Visiting an Art Collection Bałka's Red Nerve at Castello di Ama

A few months ago, we visited Ama (Toscany), and its breathtaking art collection – Castello di Ama per Arte Contemporanea. It was an extraordinary opportunity, courtesy of Lorenza Sebasti, who agreed to meet us and show us around the collection. Our conversation about the idea behind the collection and their relationships/friendships with artists you can find in our latest issue of Contemporary Lynx Magazine on paper. 

This time we would like to present a brief interview between Mirosław Bałka, whose work Red Nerve is part of this amazing collection, and Philip Larratt-Smith, the Canadian art curator who was working with Bourgeois as a literary archivist. Larratt-Smith was later invited to write an essay on Ama’s art. But finally, in 2015, they invited him to be the curator of this collection.

Philip Larratt-Smith: What was it about the site of the cantina that spoke to you?

Mirosław Bałka: During the site visit I was looking for a space that was closely related to the process of wine production. So when I entered to the cantina I knew it was waiting for my intervention. It is rather constricted, with the strong presence of steel objects—silos, stairs, and a very high ceiling. The orchestra of the space was waiting for the gesture of a conductor.

Philip Larratt-Smith: red nerve belongs to a typology of form that you have developed before. Does situating it here at Ama add another dimension to its meaning?

Mirosław Bałka: red nerve is strongly related to the destiny of Castello di Ama—the process of growing and making wine. Red wine. The idea of a red nerve came to me when I saw the hard soil and new planted vines in spring time. I thought about extremely hard work which the roots of these plants have to do. How fragile and responsible they are in the underground darkness.

Philip Larratt-Smith: The fragility and delicacy of the work seems fitting for the moment we are living through. How does the larger situation—the climate emergency, for instance, or the rise of xenophobic nationalism in Poland and elsewhere—find its way into your art? Does red nerve have a sociopolitical dimension?

Mirosław Bałka: The last years have been extremely hard. In 1989, when the political order in Europe changed and the wind of democracy started to blow all over the East, I couldn’t imagine that after 30 years we will find ourselves in such a dark place. As an artist I’ve been touching the subject of these worries. As a people, we have to deal with this situation through our history and our political and social presence.

red nerve, being vertical in a tall dark space, can give us advice or rather a request: stay vertical, take care of your fragility, as this is a real value which you can offer to society. The nervous system has a critical function to perform in the human body.

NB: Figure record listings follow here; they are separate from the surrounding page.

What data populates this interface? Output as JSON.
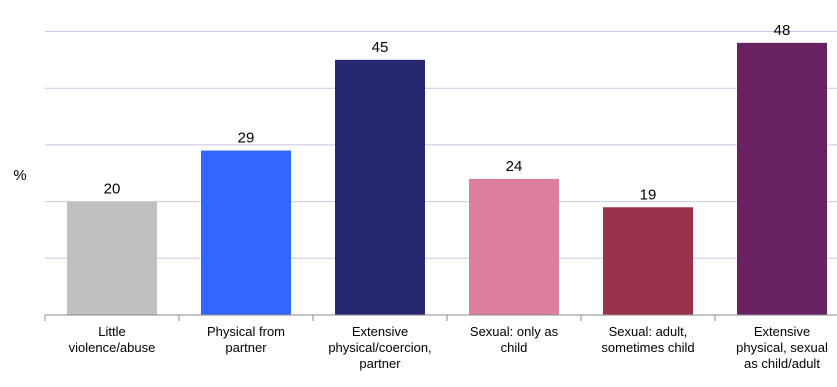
{
  "chart_data": {
    "type": "bar",
    "ylabel": "%",
    "categories": [
      "Little violence/abuse",
      "Physical from partner",
      "Extensive physical/coercion, partner",
      "Sexual: only as child",
      "Sexual: adult, sometimes child",
      "Extensive physical, sexual as child/adult"
    ],
    "category_lines": [
      [
        "Little",
        "violence/abuse"
      ],
      [
        "Physical from",
        "partner"
      ],
      [
        "Extensive",
        "physical/coercion,",
        "partner"
      ],
      [
        "Sexual: only as",
        "child"
      ],
      [
        "Sexual: adult,",
        "sometimes child"
      ],
      [
        "Extensive",
        "physical, sexual",
        "as child/adult"
      ]
    ],
    "values": [
      20,
      29,
      45,
      24,
      19,
      48
    ],
    "value_labels": [
      "20",
      "29",
      "45",
      "24",
      "19",
      "48"
    ],
    "colors": [
      "#c0c0c0",
      "#3366ff",
      "#282870",
      "#dc7f9c",
      "#99334b",
      "#682262"
    ],
    "ylim": [
      0,
      50
    ],
    "grid": true,
    "gridline_color": "#c8c8e6",
    "tick_step": 10
  }
}
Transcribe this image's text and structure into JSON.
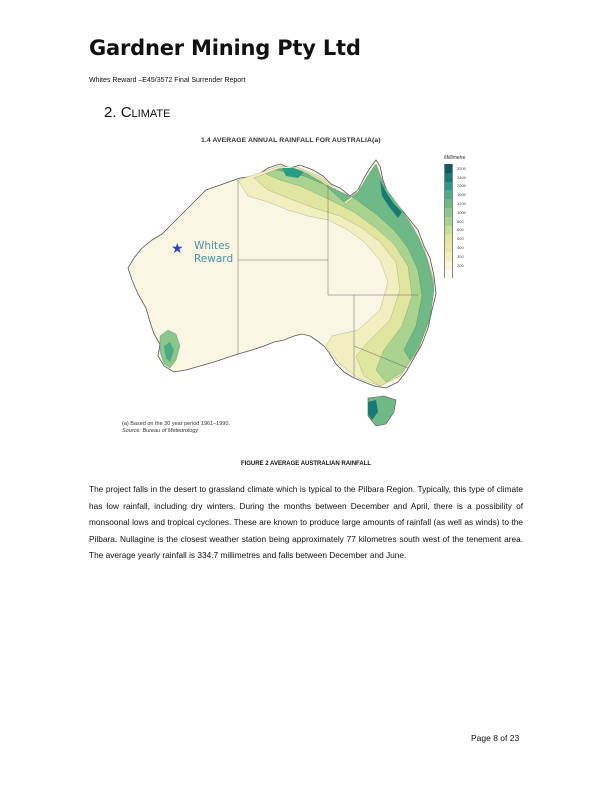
{
  "header": {
    "company": "Gardner Mining Pty Ltd",
    "subtitle": "Whites Reward –E45/3572 Final Surrender Report"
  },
  "section": {
    "number": "2.",
    "title_initial": "C",
    "title_rest": "LIMATE"
  },
  "figure": {
    "map_title": "1.4   AVERAGE ANNUAL RAINFALL FOR AUSTRALIA(a)",
    "marker_label_line1": "Whites",
    "marker_label_line2": "Reward",
    "footnote": "(a) Based on the 30 year period 1961–1990.",
    "source": "Source: Bureau of Meteorology",
    "caption": "FIGURE 2 AVERAGE AUSTRALIAN RAINFALL",
    "legend": {
      "title": "Millimetre",
      "items": [
        {
          "label": "3200",
          "color": "#0f5b5c"
        },
        {
          "label": "2400",
          "color": "#177a73"
        },
        {
          "label": "2000",
          "color": "#2a9b86"
        },
        {
          "label": "1600",
          "color": "#4daa82"
        },
        {
          "label": "1200",
          "color": "#6fb987"
        },
        {
          "label": "1000",
          "color": "#8cc68c"
        },
        {
          "label": "800",
          "color": "#a9d38f"
        },
        {
          "label": "600",
          "color": "#c8dd96"
        },
        {
          "label": "500",
          "color": "#e0e59f"
        },
        {
          "label": "400",
          "color": "#eae8a6"
        },
        {
          "label": "300",
          "color": "#f1eebf"
        },
        {
          "label": "200",
          "color": "#f7f5dc"
        },
        {
          "label": "",
          "color": "#fcfbf0"
        }
      ]
    }
  },
  "body": {
    "paragraph": "The project falls in the desert to grassland climate which is typical to the Pilbara Region. Typically, this type of climate has low rainfall, including dry winters. During the months between December and April, there is a possibility of monsoonal lows and tropical cyclones. These are known to produce large amounts of rainfall (as well as winds) to the Pilbara. Nullagine is the closest weather station being approximately 77 kilometres south west of the tenement area. The average yearly rainfall is 334.7 millimetres and falls between December and June."
  },
  "footer": {
    "page": "Page 8 of 23"
  }
}
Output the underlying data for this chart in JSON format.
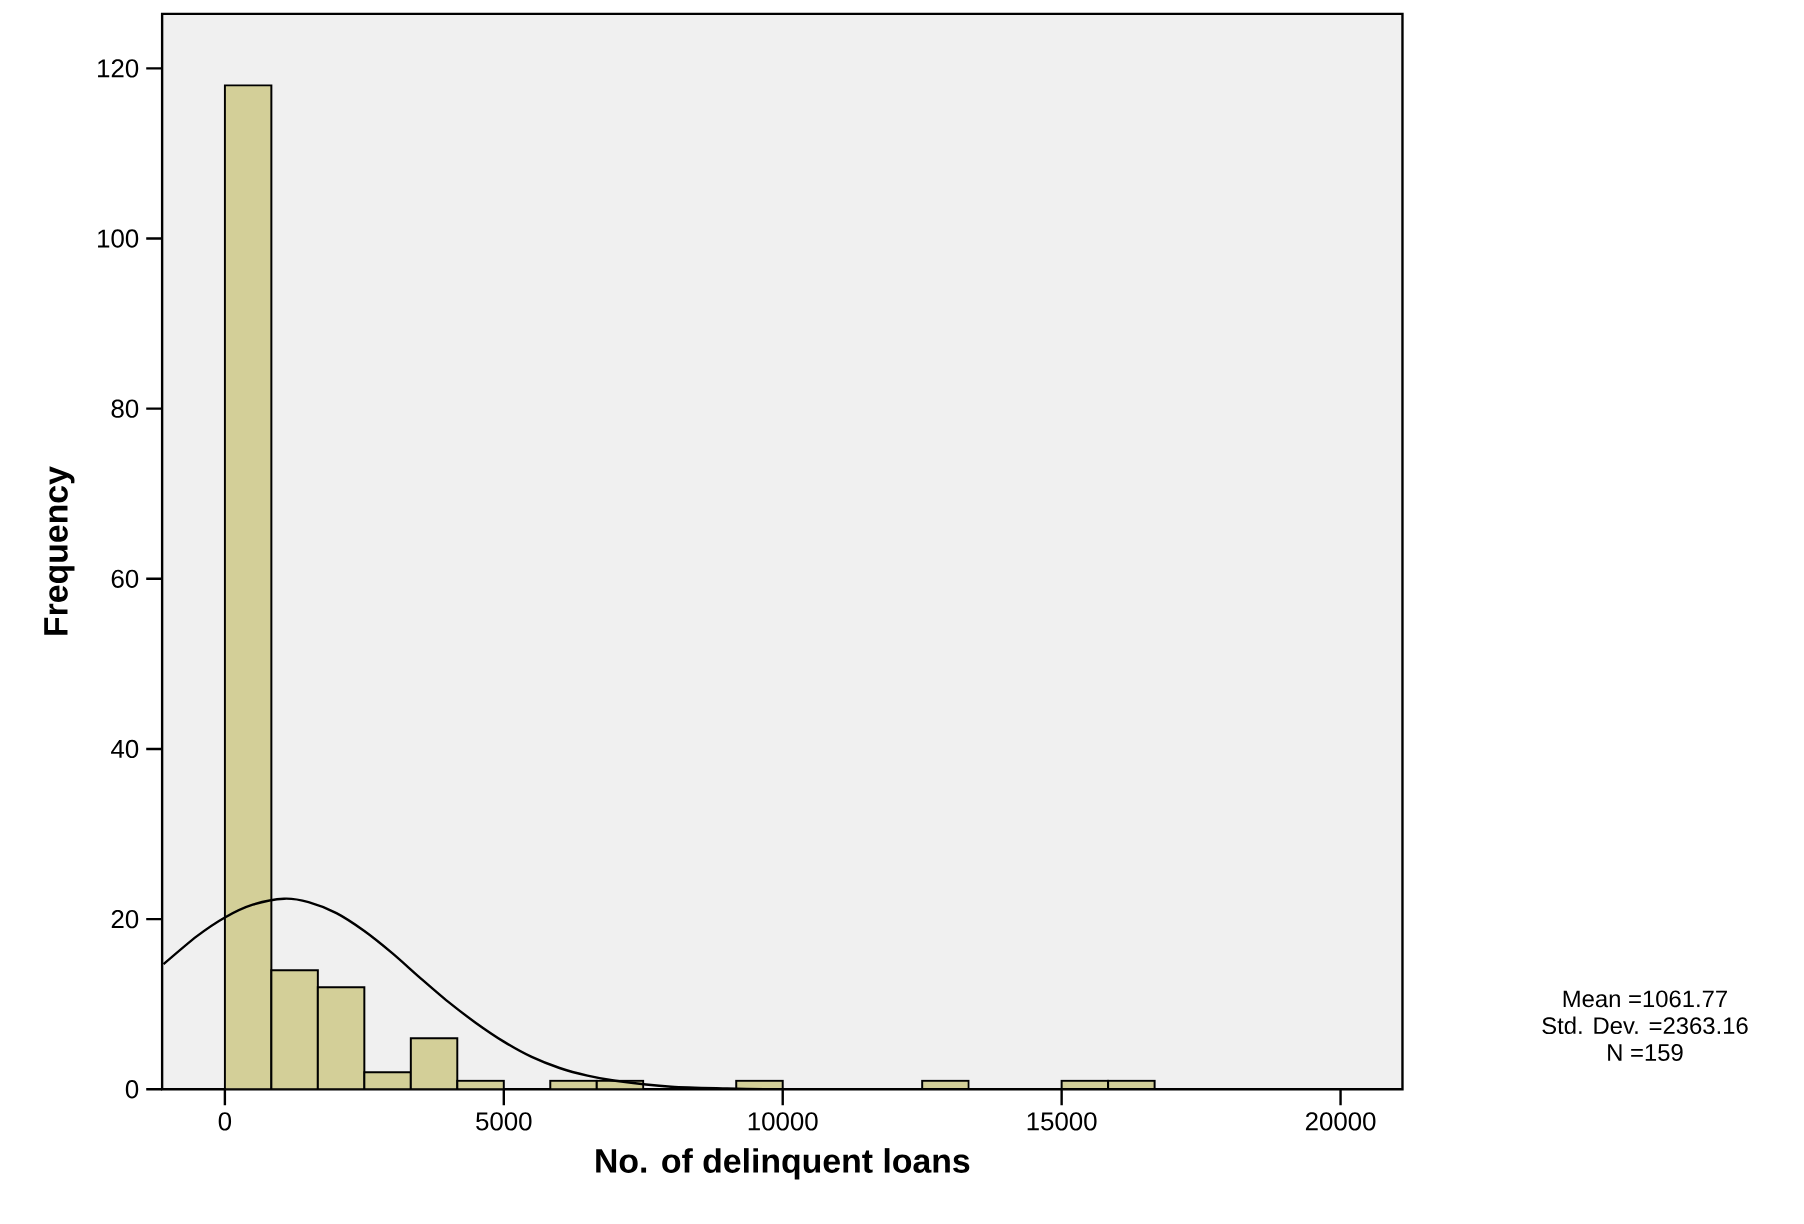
{
  "chart_data": {
    "type": "histogram",
    "xlabel": "No. of delinquent loans",
    "ylabel": "Frequency",
    "color": "#d3cf98",
    "bins": [
      0,
      833.33,
      1666.67,
      2500,
      3333.33,
      4166.67,
      5000,
      5833.33,
      6666.67,
      7500,
      8333.33,
      9166.67,
      10000,
      10833.33,
      11666.67,
      12500,
      13333.33,
      14166.67,
      15000,
      15833.33,
      16666.67,
      17500,
      18333.33,
      19166.67,
      20000
    ],
    "values": [
      118,
      14,
      12,
      2,
      6,
      1,
      0,
      1,
      1,
      0,
      0,
      1,
      0,
      0,
      0,
      1,
      0,
      0,
      1,
      1,
      0,
      0,
      0,
      0
    ],
    "series": [
      {
        "type": "line",
        "color": "#000000",
        "x": [
          -1100,
          -500,
          0,
          500,
          1061.77,
          1500,
          2000,
          2500,
          3000,
          3500,
          4000,
          4500,
          5000,
          5500,
          6000,
          6500,
          7000,
          8000,
          9000,
          10000,
          12000,
          21100
        ],
        "values": [
          14.7,
          18.0,
          20.2,
          21.7,
          22.4,
          22.0,
          20.7,
          18.6,
          16.0,
          13.1,
          10.3,
          7.8,
          5.6,
          3.8,
          2.5,
          1.6,
          1.0,
          0.3,
          0.1,
          0,
          0,
          0
        ]
      }
    ],
    "xlim": [
      -1125,
      21110
    ],
    "ylim": [
      0,
      126.4
    ],
    "xticks": [
      0,
      5000,
      10000,
      15000,
      20000
    ],
    "yticks": [
      0,
      20,
      40,
      60,
      80,
      100,
      120
    ],
    "annotations": [
      "Mean =1061.77",
      "Std. Dev. =2363.16",
      "N =159"
    ]
  }
}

Philip Larratt-Smith: Do you see the red thread as a movement from floor towards ceiling—as an ascent? Or is it that something drops from the sky and descends to earth? Does this movement have any spiritual or religious connotation?

Mirosław Bałka: red nerve goes from the ground straight up towards the light, but if you see it dropping from the sky that’s also right. Both movements can have spiritual connotations, but it’s very much an individual interpretation, which is what art is about. Probably.